Last month, DeJoy imposed cost-cutting measures meant to address the Postal Service’s longtime financial problems. In a July directive, the postmaster cut overtime and mandated that mail be kept until the next day if distribution centers are running late. Lawmakers from both parties have criticized the changes, with 84 House members, including four Republicans, arguing in a letter Thursday that it is “vital that the Postal Service does not reduce mail delivery hours, which could harm rural communities, seniors, small businesses and millions of Americans who rely on the mail for critical letters and packages.”
President Donald Trump, a vocal critic of the Postal Service, contended Wednesday that “the Post Office doesn’t have enough time” to handle a significant increase in mail-in ballots.
“I mean you’re talking about millions of votes. … It’s a catastrophe waiting to happen,” Trump said.
DeJoy said the Postal Service remains “fully committed to fulfilling [its] role in the electoral process,” and that the USPS “will do everything [it] can to deliver Election Mail in a timely manner consistent with our operational standards.”
“We continue to employ a robust and proven process to ensure proper handling of all Election Mail,” he said.
In an Aug. 7 statement, the USPS said quarterly revenue for the April-June 2020 quarter rose to $17.6 billion, up $547 million compared to the same quarter last year.
“The strong growth of our package volume in the third quarter was encouraging, but there is great uncertainty about whether that growth will be sustainable,” said Chief Financial Officer Joseph Corbett.
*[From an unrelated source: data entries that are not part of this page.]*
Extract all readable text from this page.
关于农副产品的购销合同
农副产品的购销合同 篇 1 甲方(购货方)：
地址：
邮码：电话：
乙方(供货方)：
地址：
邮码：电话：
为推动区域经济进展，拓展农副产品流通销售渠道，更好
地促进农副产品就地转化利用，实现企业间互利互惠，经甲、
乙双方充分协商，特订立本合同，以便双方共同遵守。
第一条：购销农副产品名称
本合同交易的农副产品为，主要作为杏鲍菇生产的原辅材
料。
While the USPS experienced substantial growth in its package delivery service amid the pandemic, the agency predicts this surge will subside once the economy opens up. DeJoy warned that “without dramatic change, there is no end in sight, and we face an impending liquidity crisis.”
“Our financial position is dire, stemming from substantial declines in mail volume, a broken business model and a management strategy that has not adequately addressed these issues,” DeJoy said. He added that the USPS has been losing money for over ten years, with the agency losing $9 billion last year and “2020 closing in on $11 billion in losses.”
Blaming the pandemic and, to a lesser extent, secular mail declines for a drop in mail services, the agency’s biggest sales category, USPS said it suffered a net loss of $2.2 billion in the April-June 2020 quarter. That’s marginally less compared to its net loss of $2.3 billion for the same quarter last year.
“Significant declines in our mail volumes as the result of the pandemic were largely offset by corresponding growth in our package business, but the reality remains that the Postal Service is in a financially unsustainable position absent significant fundamental change,” DeJoy said.
Total operating expenses for the USPS amounted to $19.8 billion for the quarter, an increase of $477 million, or 2.5 percent, relative to the same quarter last year.
The Postal Service managed to borrow $10 billion under the CARES Act, which while it addressed short-term liquidity needs, it postpones what the agency called an “impending liquidity crisis” as the money will have to be repaid during a period of expected lower revenues.
“Despite our very significant challenges, I remain optimistic about the future of the Postal Service, but we need to get moving to effect change immediately,” DeJoy said, adding that he intends to continue to improve operational efficiency and push ahead with other reforms.